Lilly, perhaps signaling some caution, said the forthcoming Phase 2 data will “inform future studies” in lung cancer and added that it’s focused on assessing biomarkers for the next stage of clinical development.

A pegylated version of a cytokine called IL-10, pegilodecakin aims to recruit the body’s immune system in attacking tumors.

One concern with cytokine-based therapies is immune-related side effects. Lilly noted in its release that Grade 3 or 4 cases of neutropenia, thrombocytopenia, fatigue and anemia occurred more frequently in patients treated with pegilodecakin plus chemo then in those given chemo alone.

The SEQUOIA study was one of only three Phase 3 programs in Lilly’s cancer drug pipeline, a relatively sparse line-up compared to some of the company’s pharma peers.

It’s also worth noting that two key executives who led Lilly’s business development and oncology teams at the time of the Armo deal have since left the company.

Darren Carroll, a Lilly veteran who headed up business development and was the company’s principal representative in talks to buy Armo, retired in August. And Levi Garraway, who became Lilly Oncology’s global development head in 2016, also left in August to become chief medical officer at Roche.

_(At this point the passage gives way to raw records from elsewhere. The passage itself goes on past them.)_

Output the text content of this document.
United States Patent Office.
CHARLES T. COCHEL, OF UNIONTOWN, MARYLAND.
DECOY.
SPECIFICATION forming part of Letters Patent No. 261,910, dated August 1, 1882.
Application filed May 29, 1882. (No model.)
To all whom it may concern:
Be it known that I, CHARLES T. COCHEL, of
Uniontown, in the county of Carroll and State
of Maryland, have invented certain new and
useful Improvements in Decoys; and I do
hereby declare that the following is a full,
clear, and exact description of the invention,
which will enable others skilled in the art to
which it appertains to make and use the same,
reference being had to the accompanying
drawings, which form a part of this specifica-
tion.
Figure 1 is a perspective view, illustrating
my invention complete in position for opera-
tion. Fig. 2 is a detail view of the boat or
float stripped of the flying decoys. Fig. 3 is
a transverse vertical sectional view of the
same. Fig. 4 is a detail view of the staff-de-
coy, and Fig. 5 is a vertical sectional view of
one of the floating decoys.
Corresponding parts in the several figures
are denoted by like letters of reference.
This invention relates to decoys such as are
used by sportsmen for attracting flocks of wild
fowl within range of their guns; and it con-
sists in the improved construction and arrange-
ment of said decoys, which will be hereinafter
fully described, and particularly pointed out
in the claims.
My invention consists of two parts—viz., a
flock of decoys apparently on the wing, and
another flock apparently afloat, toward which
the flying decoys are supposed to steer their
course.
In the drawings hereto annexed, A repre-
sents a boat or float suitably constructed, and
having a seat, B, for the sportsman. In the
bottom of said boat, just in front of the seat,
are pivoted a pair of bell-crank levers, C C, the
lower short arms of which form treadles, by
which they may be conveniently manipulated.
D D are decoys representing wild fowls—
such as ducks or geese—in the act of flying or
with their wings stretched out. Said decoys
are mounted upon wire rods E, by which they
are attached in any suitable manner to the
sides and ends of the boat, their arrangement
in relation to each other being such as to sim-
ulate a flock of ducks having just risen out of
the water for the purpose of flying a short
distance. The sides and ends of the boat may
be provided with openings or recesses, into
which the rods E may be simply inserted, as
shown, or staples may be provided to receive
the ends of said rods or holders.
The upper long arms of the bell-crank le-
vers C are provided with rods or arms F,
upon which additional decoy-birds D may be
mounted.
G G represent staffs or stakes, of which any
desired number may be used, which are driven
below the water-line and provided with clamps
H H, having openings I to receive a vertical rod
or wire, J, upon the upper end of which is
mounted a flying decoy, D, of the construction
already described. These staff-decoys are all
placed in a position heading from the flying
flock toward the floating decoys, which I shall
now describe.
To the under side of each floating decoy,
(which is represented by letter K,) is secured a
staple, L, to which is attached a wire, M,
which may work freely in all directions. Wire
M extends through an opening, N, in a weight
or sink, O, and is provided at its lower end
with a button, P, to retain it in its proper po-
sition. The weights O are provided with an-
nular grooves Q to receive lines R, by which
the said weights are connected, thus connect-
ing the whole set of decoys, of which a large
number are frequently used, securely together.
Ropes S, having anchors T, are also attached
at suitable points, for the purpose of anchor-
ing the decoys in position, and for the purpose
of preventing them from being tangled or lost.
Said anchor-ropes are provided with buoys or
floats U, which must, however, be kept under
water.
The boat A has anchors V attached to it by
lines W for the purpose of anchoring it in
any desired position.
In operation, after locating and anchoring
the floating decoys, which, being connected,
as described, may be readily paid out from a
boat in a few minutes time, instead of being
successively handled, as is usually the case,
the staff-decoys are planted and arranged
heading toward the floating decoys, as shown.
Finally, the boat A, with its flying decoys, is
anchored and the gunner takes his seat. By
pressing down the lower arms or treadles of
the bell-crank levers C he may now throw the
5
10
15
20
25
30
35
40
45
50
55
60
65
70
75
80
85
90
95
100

Lilly’s decision to buy Loxo Oncology for $8 billion earlier this year, however, may soon deliver a boost to its business. Recent data for a key drug in that deal impressed, and could support U.S. approval as soon as next year.

Elsewhere, positive results for on-market drugs Cyramza (ramucirumab) and Verzenio (abemaciclib) could help Lilly expand market share for each.